1. Field of the Invention
The present invention relates to a vehicle lamp for use in the illumination of a headlamp, fog lamp etc., and more particularly relates to a vehicle lamp that forms a light distribution characteristic in a multi-reflex manner using an ellipse group reflector and a parabolic group reflector.
2. Description of the Related Art
FIG. 8 shows a conventional vehicle headlight 90 that includes a parabolic group reflecting surface 91, such as a rotated parabolic surface. FIG. 9 shows another conventional vehicle headlight 80 that includes an elliptic group reflecting surface 81, such as a rotated elliptic surface.
The conventional vehicle headlight 90 includes a parabolic group reflecting surface 91, such as a rotated parabolic surface, having a focus f and rotation axis of an optical axis X, i.e., an illumination direction of the conventional headlight 90. The headlight 90 also includes a light source 92, such as a filament, located in a front vicinity of and at a predetermined distance from the focus f of the parabolic group reflecting surface 91. A shade 92a is included for forming low-beam light distribution patterns. Due to the positioning of the light source 92, light reflected by an upper half of the reflecting surface 91 is directed downward. The shade 92a covers a lower half of the light source 92 to prohibit certain light rays from being directed towards a lower half of the parabolic group reflecting surface 91. The certain light rays would be upwardly directed light rays after being reflected by the lower half of the parabolic group reflecting surface 91.

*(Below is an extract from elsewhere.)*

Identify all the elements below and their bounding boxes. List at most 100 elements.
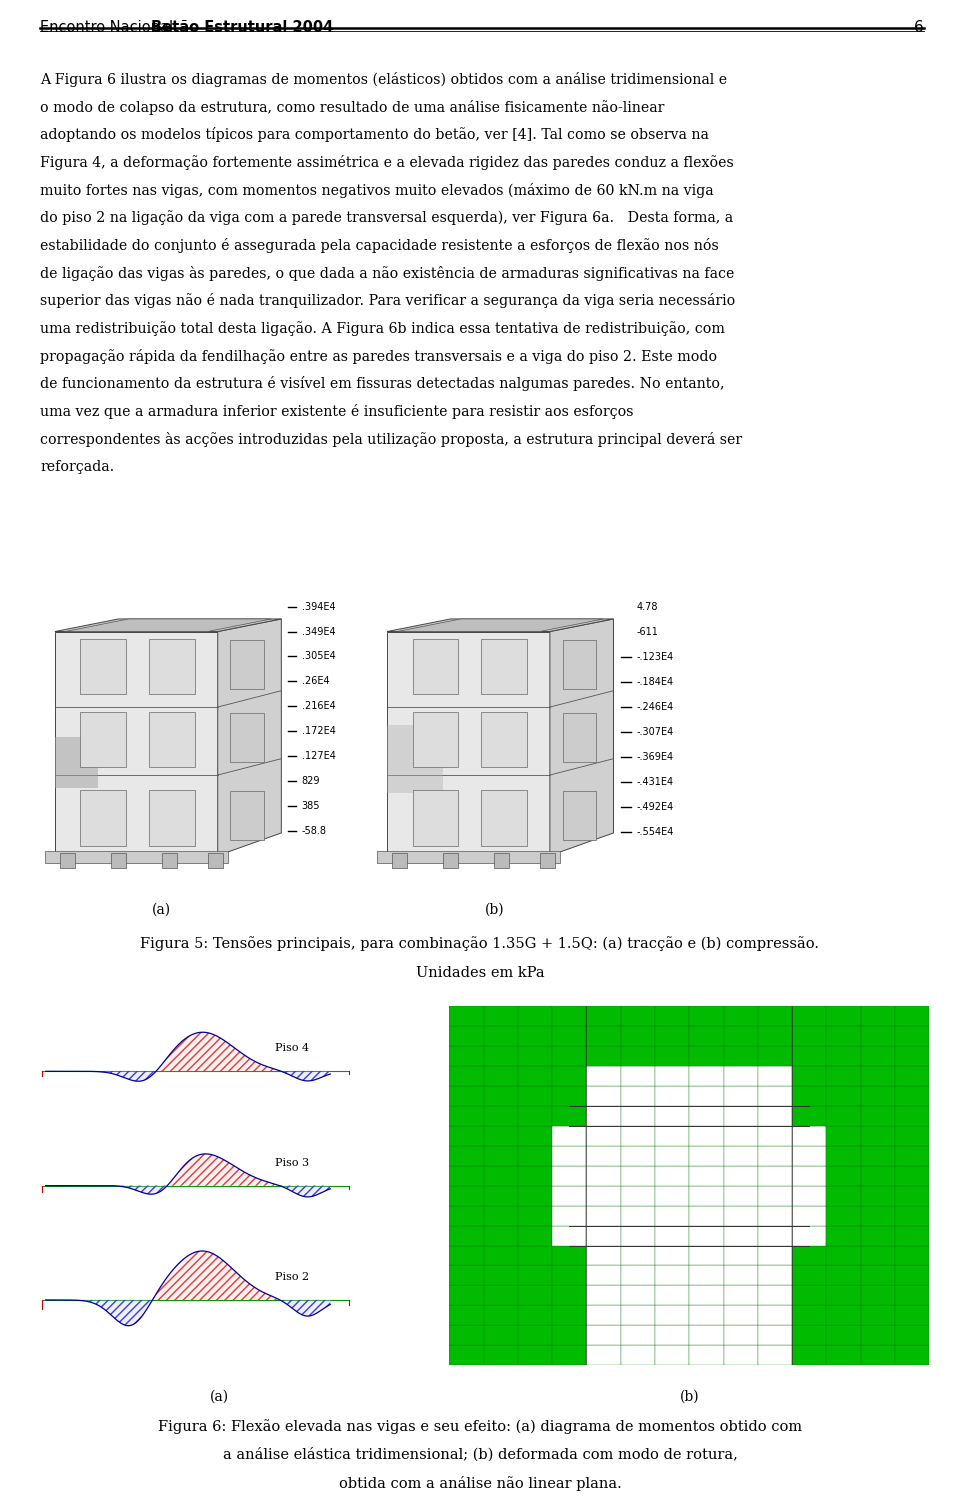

The conventional vehicle headlight 80 includes an elliptic group reflecting surface 81, such as a rotated elliptic surface, having a first focus f1 and a second focus f2, a light source 82 located on the first focus f1, a shading plate 83 located in the vicinity of the second focus f2, and a projection lens 84 having its focus in the vicinity of the second focus f2. Light reflected by the elliptic group reflecting surface 81 converges to the second focus f2. An image of luminous flux at the second focus f2 is projected upside-down in the illumination direction X by the projection lens 84. When the headlight 80 is placed into low-beam mode, the shading plate 83 prohibits a portion of luminous flux from converging at the second focus f2 such that a predetermined shape of a low-beam light distribution pattern for the vehicle headlight 80 is provided.
Conventional vehicle headlights 90 and 80 have the following problems. First, the conventional vehicle headlights 90 and 80 have little design flexibility. In the conventional vehicle headlights 90 and 80, light emitted at all directions from the light source 92 or 82 is reflected into illumination direction X of the headlight 90 or 80 by the parabolic group reflecting surface 91 or the elliptic group reflecting surface 81 to determine the light distribution patterns of the headlights 90 or 80. Accordingly, either the length or width (as viewed from the front of headlights 80 or 90) must be larger than 70 mm to provide a sufficient amount of light. If either of the length or width dimensions is equal to or smaller than 70 mm, the utilization efficiency of luminous flux emitted from light source by the reflecting surfaces 91 or 81 greatly decreases, and it is substantially impossible to function as a headlight. In addition, the conventional vehicle headlights 90 and 80 include a shade 92a and a shading plate 83, respectively. The shade 92a and the shading plate 83 prohibit substantially half of the total light amount from the light sources 92 and 82. Therefore, it has been a goal with conventional lights to improve utilization efficiency of lumen output in the low-beam light distribution pattern. The low-beam light distribution is usually employed at night-time while the traveling light distribution (high-beam mode) is usually employed during the day, during a drive on the highway, or in desolate areas.
In order to resolve the aforementioned and other problems in the related art, the present invention provides a vehicle light that can include a light source, and at least one first elliptic group reflecting surface that is shaped as a substantial half of an elliptic surface, i.e., the portion that remains after either an upper or lower substantial half of the ellipse is removed. The reflector can have a longitudinal axis on an optical axis of the vehicle light and a first focus in vicinity of the light source. Two second elliptic group reflecting surfaces can be provided and shaped as substantial halves of elliptic surfaces, i.e., the portions that remain after either upper or lower substantial halves of the ellipses are cut-off (both of which substantially correspond to the shape of the first elliptic group reflecting surface). The second elliptic group reflecting surfaces can have longitudinal axes that are substantially horizontally perpendicular to the optical axis of the vehicle light and first foci located in the vicinity of the light source. The vehicle light can also include two third parabolic group reflecting surfaces, each having its optical axis in a direction parallel to the optical axis of the vehicle lamp and its focus in the vicinity of a second focus of each second elliptic group reflecting surface.